プログラマー技術調査室

うだつのあがらないプログラマーが技術調査結果を掲載するブログです。

次回アプリ起動時に持ち越したいデータを手軽に保存する

iOSアプリ独自のデータ保存方法であるNSUserDefaultsを紹介します。

私を含めWindows系アプリケーション出身の開発者にとって、データ保存媒体はDBかファイルの2択ですよね。なので、この2つ以外の選択肢を想定せずに設計・開発を進めてしまうのではないでしょうか。

これは開発経験が長ければ長いほど、他の習得言語が多ければ多いほど、文献を斜め読みするために陥りがちな罠です。
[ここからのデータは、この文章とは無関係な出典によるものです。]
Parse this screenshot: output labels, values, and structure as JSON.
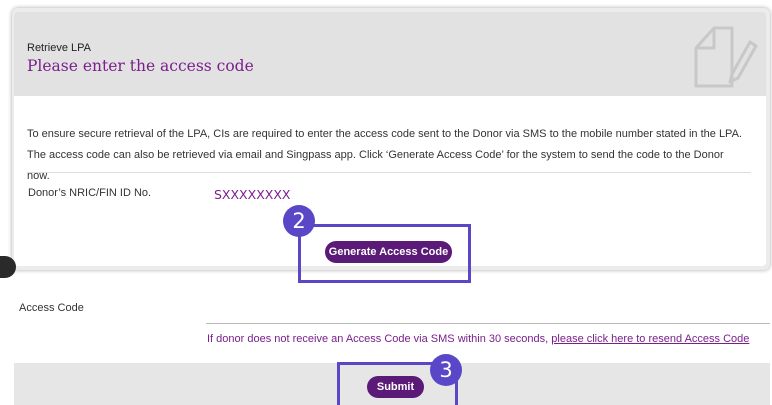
{
  "header": {
    "breadcrumb": "Retrieve LPA",
    "title": "Please enter the access code"
  },
  "body": {
    "description": "To ensure secure retrieval of the LPA, CIs are required to enter the access code sent to the Donor via SMS to the mobile number stated in the LPA. The access code can also be retrieved via email and Singpass app. Click ‘Generate Access Code’ for the system to send the code to the Donor now.",
    "nric_label": "Donor’s NRIC/FIN ID No.",
    "nric_value": "SXXXXXXXX"
  },
  "buttons": {
    "generate_label": "Generate Access Code",
    "submit_label": "Submit"
  },
  "annotations": {
    "step_2": "2",
    "step_3": "3",
    "highlight_color": "#5a47c8"
  },
  "access_code": {
    "label": "Access Code",
    "value": "",
    "resend_text": "If donor does not receive an Access Code via SMS within 30 seconds,",
    "resend_link": "please click here to resend Access Code"
  },
  "colors": {
    "brand": "#7a1f8c",
    "button": "#5b1a78",
    "header_bg": "#e2e2e3"
  },
  "icons": {
    "header_icon": "document-pen-icon"
  }
}
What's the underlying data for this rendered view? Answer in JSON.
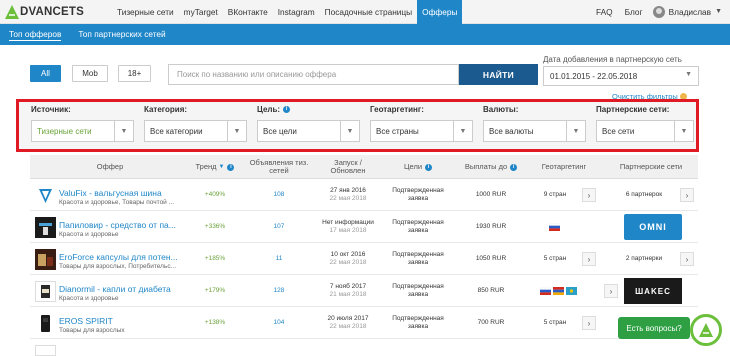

swiftにはNSUserDefaultsという標準クラスがあり、これを利用すればDBやファイルを作成せずともデータの保存が可能となります。
サンプルコードは以下の通り。

// インスタンス生成
let userDefaults: NSUserDefaults = NSUserDefaults.standardUserDefaults()

// キーを指定してデータを保存
userDefaults.setObject("保存情報", forKey: "KeyName")

// キーを指定してデータを取得
let getObject: AnyObject? = userDefaults.objectForKey("KeyName")
var getData: String

if getObject != nil {
    getData = String(getObject!)
}

// NSUserDefaultsの保存データを全削除
userDefaults.removePersistentDomainForName(NSBundle.mainBundle().bundleIdentifier!)

NSUserDefaultsでは暗黙的にXMLファイルを作成してデータIOを行っています。
メモリ上に保存している訳ではないので、端末を再起動してもデータはきちんと保存されています。

ただしXMLファイルの保存場所などは共通化されているようなのでセキュリティはゆるいです。

重要情報を扱うには不向きですが、アプリのコンフィグ情報等の保存にはうってつけですね。